The Physical Security Interoperability Alliance (PSIA) reported that it has achieved important new milestones within its Physical Logical Access Interoperability (PLAI) specification less than a year after forming a Working Group to develop it.

PLAI is being designed to enable employee identities and roles defined or revoked in an authoritative logical identity system to automatically propagate to one or more PLAI-compliant physical access control systems (PACS). PLAI synchronizes physical and logical identity management and access control and standardizes functions that typically have required custom programming to achieve. PLAI now can accomplish the following:

  • compatibility with PACS from multiple vendors;
  • enables initial registration of an employee from an authoritative source (IT or HR logical directory) to the PACS;
  • establishes role-based privileges at the authoritative source and propagates this logical privilege data throughout multiple PACS;
  • propagates the credential information (both in the form of cards or upcoming mobile credentials) of an employee from one PACS to others, thus supporting enhanced access control at multiple facilities; and
  • easily invokes and revokes physical access privileges in multiple PACS.
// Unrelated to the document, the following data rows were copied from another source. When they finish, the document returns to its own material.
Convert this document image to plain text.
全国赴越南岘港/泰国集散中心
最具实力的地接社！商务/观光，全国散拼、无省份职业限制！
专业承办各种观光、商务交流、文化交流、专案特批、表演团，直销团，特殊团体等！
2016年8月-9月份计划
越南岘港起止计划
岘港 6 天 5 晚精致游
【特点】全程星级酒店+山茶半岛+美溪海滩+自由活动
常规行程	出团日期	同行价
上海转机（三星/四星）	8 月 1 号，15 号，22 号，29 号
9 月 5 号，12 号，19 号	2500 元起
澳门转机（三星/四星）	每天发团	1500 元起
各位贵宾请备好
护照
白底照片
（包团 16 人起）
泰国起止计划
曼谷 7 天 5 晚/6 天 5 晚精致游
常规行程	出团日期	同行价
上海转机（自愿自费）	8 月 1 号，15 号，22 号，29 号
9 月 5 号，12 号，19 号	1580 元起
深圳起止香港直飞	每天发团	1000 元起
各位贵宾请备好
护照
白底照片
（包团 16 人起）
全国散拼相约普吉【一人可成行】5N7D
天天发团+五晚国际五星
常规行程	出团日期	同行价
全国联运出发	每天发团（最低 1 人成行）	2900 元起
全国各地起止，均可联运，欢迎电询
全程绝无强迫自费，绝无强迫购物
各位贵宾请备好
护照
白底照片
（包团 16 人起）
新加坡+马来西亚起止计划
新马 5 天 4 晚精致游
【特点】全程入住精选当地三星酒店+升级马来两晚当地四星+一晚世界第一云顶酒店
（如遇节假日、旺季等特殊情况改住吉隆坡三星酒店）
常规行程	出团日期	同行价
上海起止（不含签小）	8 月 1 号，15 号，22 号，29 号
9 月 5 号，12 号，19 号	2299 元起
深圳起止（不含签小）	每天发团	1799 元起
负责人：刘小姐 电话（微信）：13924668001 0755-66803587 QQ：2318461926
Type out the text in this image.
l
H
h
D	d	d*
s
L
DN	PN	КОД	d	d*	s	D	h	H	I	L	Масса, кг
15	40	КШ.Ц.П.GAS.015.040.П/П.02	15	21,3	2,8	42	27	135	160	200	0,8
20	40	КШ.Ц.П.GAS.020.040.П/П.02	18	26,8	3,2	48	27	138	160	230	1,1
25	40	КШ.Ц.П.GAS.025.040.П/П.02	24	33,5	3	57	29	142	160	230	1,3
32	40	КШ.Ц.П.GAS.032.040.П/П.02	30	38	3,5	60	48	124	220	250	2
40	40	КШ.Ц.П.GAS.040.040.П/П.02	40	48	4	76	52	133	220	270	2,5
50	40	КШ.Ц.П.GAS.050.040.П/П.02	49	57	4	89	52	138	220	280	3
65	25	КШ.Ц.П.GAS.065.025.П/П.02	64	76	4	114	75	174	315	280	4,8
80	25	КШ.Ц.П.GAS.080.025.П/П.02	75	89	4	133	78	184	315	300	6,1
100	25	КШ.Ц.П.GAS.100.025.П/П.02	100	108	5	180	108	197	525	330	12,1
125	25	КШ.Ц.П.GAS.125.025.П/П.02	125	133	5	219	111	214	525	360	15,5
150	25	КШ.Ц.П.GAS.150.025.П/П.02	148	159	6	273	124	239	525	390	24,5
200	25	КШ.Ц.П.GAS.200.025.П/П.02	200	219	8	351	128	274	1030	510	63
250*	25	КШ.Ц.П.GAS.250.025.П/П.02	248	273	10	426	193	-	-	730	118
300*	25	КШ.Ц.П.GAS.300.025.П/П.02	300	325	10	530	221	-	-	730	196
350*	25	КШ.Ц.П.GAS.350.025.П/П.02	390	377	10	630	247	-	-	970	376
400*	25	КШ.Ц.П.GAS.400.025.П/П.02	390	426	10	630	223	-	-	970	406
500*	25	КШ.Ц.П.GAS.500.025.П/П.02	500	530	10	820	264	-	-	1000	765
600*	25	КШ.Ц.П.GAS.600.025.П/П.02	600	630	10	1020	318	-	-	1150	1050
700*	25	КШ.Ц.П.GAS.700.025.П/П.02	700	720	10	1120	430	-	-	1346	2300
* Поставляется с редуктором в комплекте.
PLAI asserts roles defined by an authoritative source (HR or IT) so these roles do not need to be redefined in the PACS. The use of a single authoritative source by multiple PLAI-enabled PACS ensures the validity and synchronization of an employee’s physical and logical identity data. 

“The PLAI Working Group has achieved a great deal of important functionality that adds tremendous value to access control systems,” said Mohammad Soleimani, chairman of the PSIA, head of the PLAI Working Group and CTO and executive vice president at Kastle Systems.

“By being PLAI-compliant, access control vendors can offer security end users a streamlined, standard means of synchronizing physical and logical identities and their access privileges. The PSIA is pleased to offer the industry a cost-effective, intelligent solution to a perennial challenge.”

“Mohammad has been instrumental in taking this from concept to an active working group in a very short time. The PLAI initiative was demonstrated as a proof-of-concept at ISC West earlier this year and now has a very dynamic group of physical security leaders developing implementations that could be rolled out commercially in the near future,” said David Bunzel, executive director, the PSIA. “That’s a testament to our members and their dedication and the PSIA’s focus on solving significant industry issues.”

The PLAI Working Group member companies are Allegion, Honeywell, Inovonics, Kastle Systems, Mercury Systems, Microsoft Global Security, Stanley Security and UTC/Lenel.